Light My Fire at 50

If you are still cruising for news, you probably know that Mooch has been fired and are up to speed on the Awan scandal. If you are looking for something completely different, you have come to the right place.

Fifty years ago today, the Doors’ “Light My Fire” topped the rock and roll charts. It was the Doors’ first and biggest hit, and one of the classics of that, or any other, musical era. “Light My Fire” features one of the most famous keyboard riffs in rock history. The only challenger I can think of is the Animals’ “House of the Rising Sun,” but maybe I am forgetting something from more recent decades.

That unforgettable keyboard part was written and played by Ray Manzarek. In 1998, NPR’s Terry Gross interviewed Manzarek for the “Fresh Air” program. Last Friday, NPR re-ran the 1998 interview. (Manzarek, unfortunately, had died in the meantime.)

The interview is, I think, extraordinarily interesting. Manzarek relates how “Light My Fire” came to be, with the original version, which Manzarek likened to a Sonny and Cher song, coming from the Doors’ guitarist Robbie Krieger.
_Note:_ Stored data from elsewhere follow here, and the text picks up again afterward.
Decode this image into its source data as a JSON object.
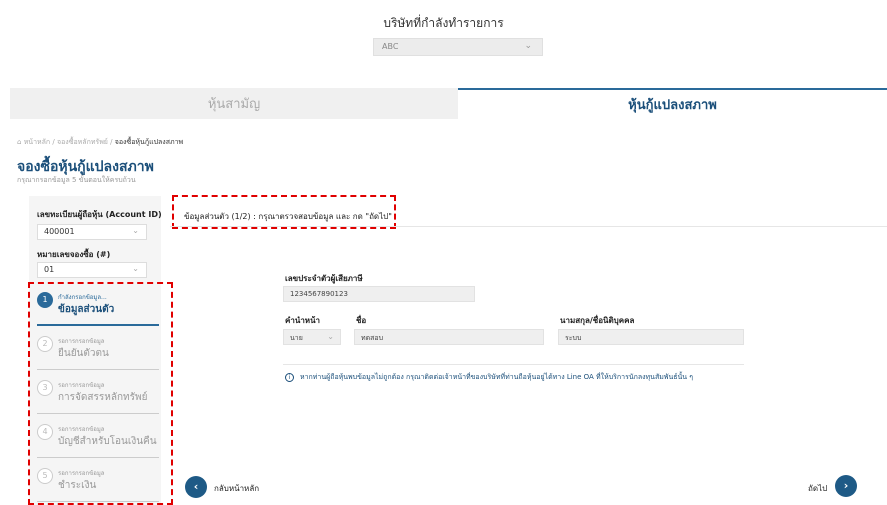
{
  "header": {
    "company_label": "บริษัทที่กำลังทำรายการ",
    "company_value": "ABC"
  },
  "tabs": [
    {
      "label": "หุ้นสามัญ",
      "active": false
    },
    {
      "label": "หุ้นกู้แปลงสภาพ",
      "active": true
    }
  ],
  "breadcrumb": {
    "home": "หน้าหลัก",
    "sep": "/",
    "mid": "จองซื้อหลักทรัพย์",
    "current": "จองซื้อหุ้นกู้แปลงสภาพ"
  },
  "page": {
    "title": "จองซื้อหุ้นกู้แปลงสภาพ",
    "subtitle": "กรุณากรอกข้อมูล 5 ขั้นตอนให้ครบถ้วน"
  },
  "sidebar": {
    "account_label": "เลขทะเบียนผู้ถือหุ้น (Account ID)",
    "account_value": "400001",
    "booking_label": "หมายเลขจองซื้อ (#)",
    "booking_value": "01",
    "steps": [
      {
        "num": "1",
        "status": "กำลังกรอกข้อมูล...",
        "name": "ข้อมูลส่วนตัว"
      },
      {
        "num": "2",
        "status": "รอการกรอกข้อมูล",
        "name": "ยืนยันตัวตน"
      },
      {
        "num": "3",
        "status": "รอการกรอกข้อมูล",
        "name": "การจัดสรรหลักทรัพย์"
      },
      {
        "num": "4",
        "status": "รอการกรอกข้อมูล",
        "name": "บัญชีสำหรับโอนเงินคืน"
      },
      {
        "num": "5",
        "status": "รอการกรอกข้อมูล",
        "name": "ชำระเงิน"
      }
    ]
  },
  "form": {
    "section_header": "ข้อมูลส่วนตัว (1/2) : กรุณาตรวจสอบข้อมูล และ กด \"ถัดไป\"",
    "tax_id_label": "เลขประจำตัวผู้เสียภาษี",
    "tax_id_value": "1234567890123",
    "prefix_label": "คำนำหน้า",
    "prefix_value": "นาย",
    "first_name_label": "ชื่อ",
    "first_name_value": "ทดสอบ",
    "last_name_label": "นามสกุล/ชื่อนิติบุคคล",
    "last_name_value": "ระบบ",
    "notice": "หากท่านผู้ถือหุ้นพบข้อมูลไม่ถูกต้อง กรุณาติดต่อเจ้าหน้าที่ของบริษัทที่ท่านถือหุ้นอยู่ได้ทาง Line OA ที่ให้บริการนักลงทุนสัมพันธ์นั้น ๆ"
  },
  "footer": {
    "back_label": "กลับหน้าหลัก",
    "next_label": "ถัดไป"
  },
  "colors": {
    "primary": "#1b4f7a",
    "button": "#1e5a86",
    "highlight": "#e00000"
  }
}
The song needed a second verse, and vocalist Jim Morrison rapidly obliged, contributing a lugubrious bit of juvenilia:

The time to hesitate is through
No time to wallow in the mire
Try now we can only lose
And our love become a funeral pyre

Manzarek, who was a very smart guy, explains how he wrote his historic keyboard part. It derived from The Sound of Music by way of John Coltrane (“My Favorite Things”) with some Bach mixed in. Listening to this interview reminded me that world-famous musicians likely know what they are doing. Ray Manzarek certainly did.
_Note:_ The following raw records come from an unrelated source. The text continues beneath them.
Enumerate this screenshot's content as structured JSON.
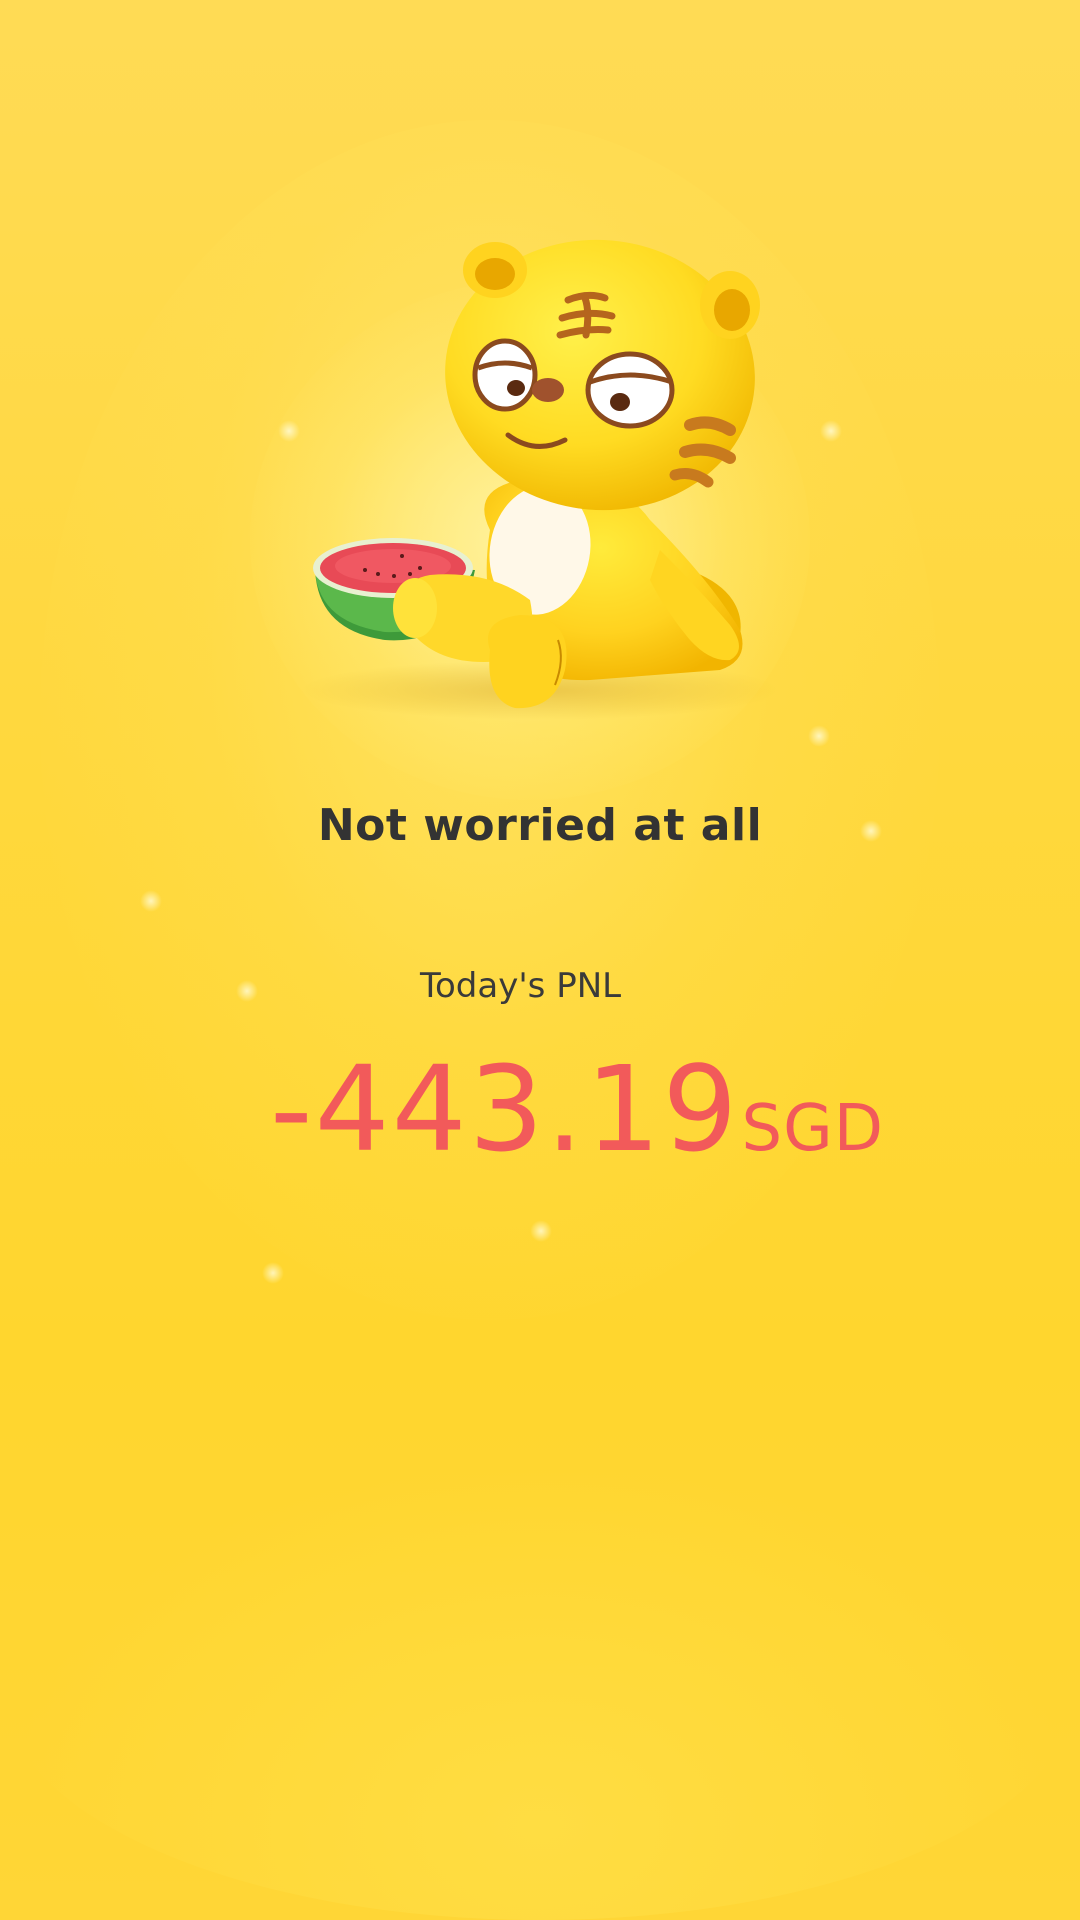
{
  "screen": {
    "headline": "Not worried at all",
    "pnl_label": "Today's PNL",
    "pnl_value": "-443.19",
    "pnl_currency": "SGD"
  },
  "mascot": {
    "icon": "tiger-mascot-with-watermelon-icon"
  },
  "colors": {
    "background": "#FFD83F",
    "headline_text": "#333333",
    "loss_value": "#F25A5A"
  }
}
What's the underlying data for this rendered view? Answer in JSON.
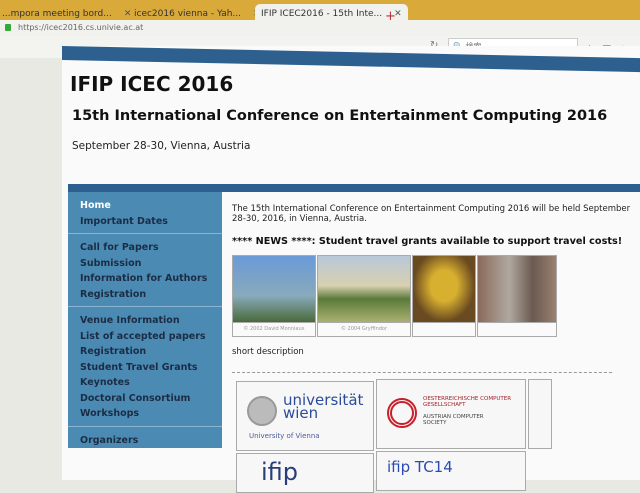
{
  "browser": {
    "tabs": [
      {
        "label": "...mpora meeting bord..."
      },
      {
        "label": "icec2016 vienna - Yah..."
      },
      {
        "label": "IFIP ICEC2016 - 15th Inte..."
      }
    ],
    "url": "https://icec2016.cs.univie.ac.at",
    "search_placeholder": "検索"
  },
  "header": {
    "title": "IFIP ICEC 2016",
    "subtitle": "15th International Conference on Entertainment Computing 2016",
    "date": "September 28-30, Vienna, Austria"
  },
  "sidebar": {
    "groups": [
      [
        "Home",
        "Important Dates"
      ],
      [
        "Call for Papers",
        "Submission",
        "Information for Authors",
        "Registration"
      ],
      [
        "Venue Information",
        "List of accepted papers",
        "Registration",
        "Student Travel Grants",
        "Keynotes",
        "Doctoral Consortium",
        "Workshops"
      ],
      [
        "Organizers"
      ]
    ]
  },
  "main": {
    "intro": "The 15th International Conference on Entertainment Computing 2016 will be held September 28-30, 2016, in Vienna, Austria.",
    "news": "**** NEWS ****: Student travel grants available to support travel costs!",
    "photos": [
      {
        "caption": "© 2002 David Monniaux"
      },
      {
        "caption": "© 2004 Gryffindor"
      },
      {
        "caption": ""
      },
      {
        "caption": ""
      }
    ],
    "short_description": "short description"
  },
  "logos": {
    "univie_name": "universität wien",
    "univie_sub": "University of Vienna",
    "ocg_de": "OESTERREICHISCHE COMPUTER GESELLSCHAFT",
    "ocg_en": "AUSTRIAN COMPUTER SOCIETY",
    "ifip": "ifip",
    "ifip_tc": "ifip TC14"
  }
}
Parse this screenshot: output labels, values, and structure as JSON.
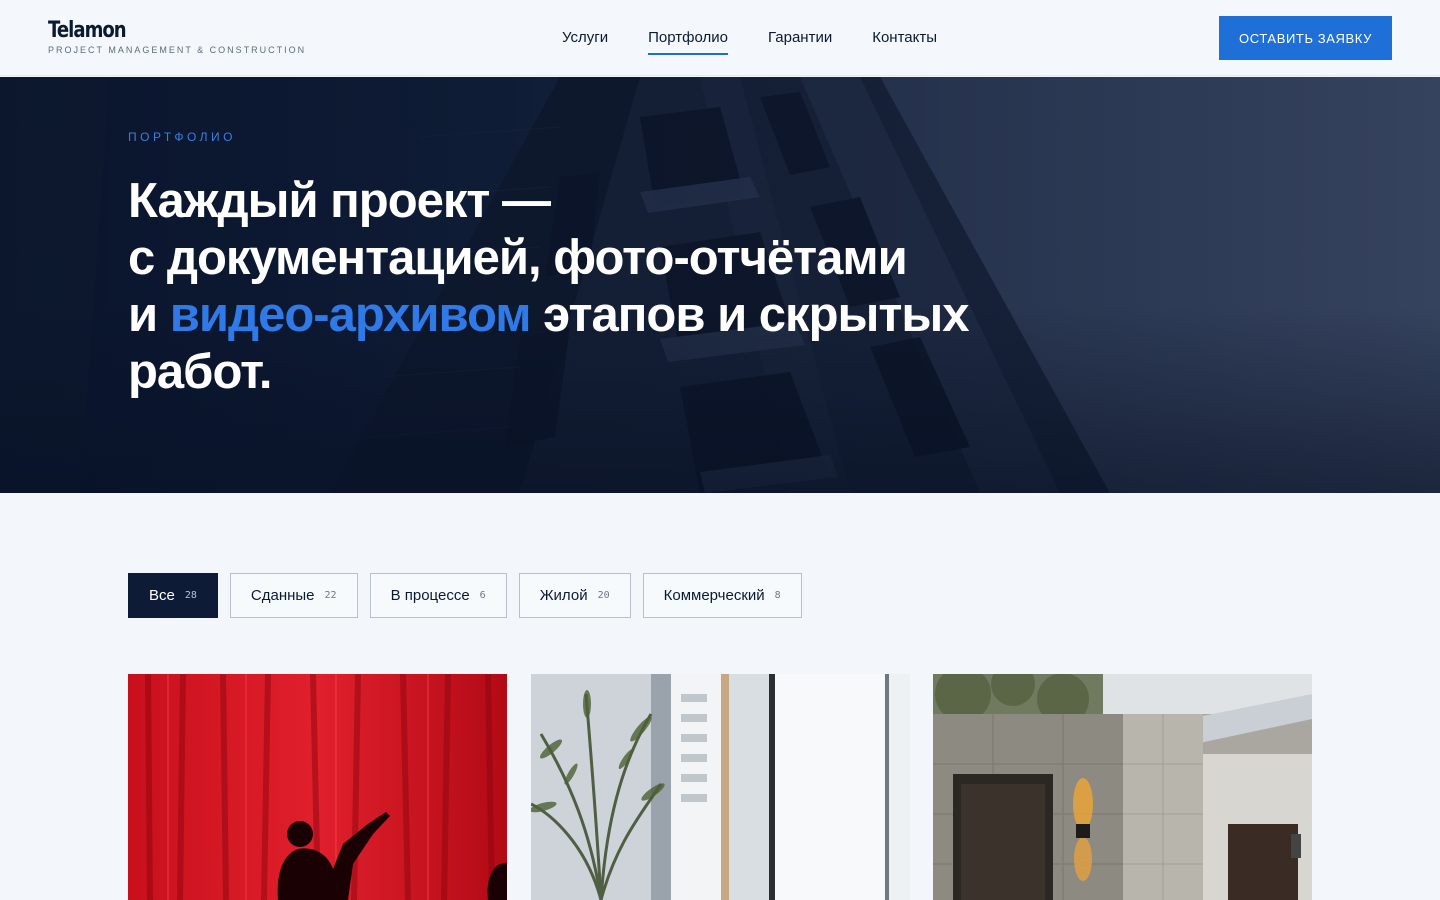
{
  "brand": {
    "name": "Telamon",
    "tagline": "PROJECT MANAGEMENT & CONSTRUCTION"
  },
  "nav": {
    "items": [
      {
        "label": "Услуги",
        "active": false
      },
      {
        "label": "Портфолио",
        "active": true
      },
      {
        "label": "Гарантии",
        "active": false
      },
      {
        "label": "Контакты",
        "active": false
      }
    ],
    "cta_label": "ОСТАВИТЬ ЗАЯВКУ"
  },
  "hero": {
    "eyebrow": "ПОРТФОЛИО",
    "title_line1": "Каждый проект —",
    "title_line2": "с документацией, фото-отчётами",
    "title_line3_start": "и ",
    "title_accent": "видео-архивом",
    "title_line3_end": " этапов и скрытых",
    "title_line4": "работ."
  },
  "filters": [
    {
      "label": "Все",
      "count": "28",
      "active": true
    },
    {
      "label": "Сданные",
      "count": "22",
      "active": false
    },
    {
      "label": "В процессе",
      "count": "6",
      "active": false
    },
    {
      "label": "Жилой",
      "count": "20",
      "active": false
    },
    {
      "label": "Коммерческий",
      "count": "8",
      "active": false
    }
  ],
  "colors": {
    "accent": "#1f6fd8",
    "dark_navy": "#0d1b36",
    "page_background": "#f3f7fb"
  },
  "cards": [
    {
      "image": "red-curtain-photo"
    },
    {
      "image": "window-plant-interior-photo"
    },
    {
      "image": "stone-facade-entrance-photo"
    }
  ]
}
On the whole, it is one of the more entertaining interviews I have ever heard, culminating with the story of how the Doors’ seven-minute song was cut down to two minutes and 45 seconds so it could be played on the radio. Where, of course, it became one of the greatest hits of all time.

Here is NPR’s interview with Ray Manzarek. I guarantee you will enjoy it:

And here is the seven-minute version of “Light My Fire” the way the band wanted it played, with keyboard and guitar solos intact. I heard it this way countless times after the 2:45 radio version had faded from the scene:

I can only add that those 50 years went by really, really fast.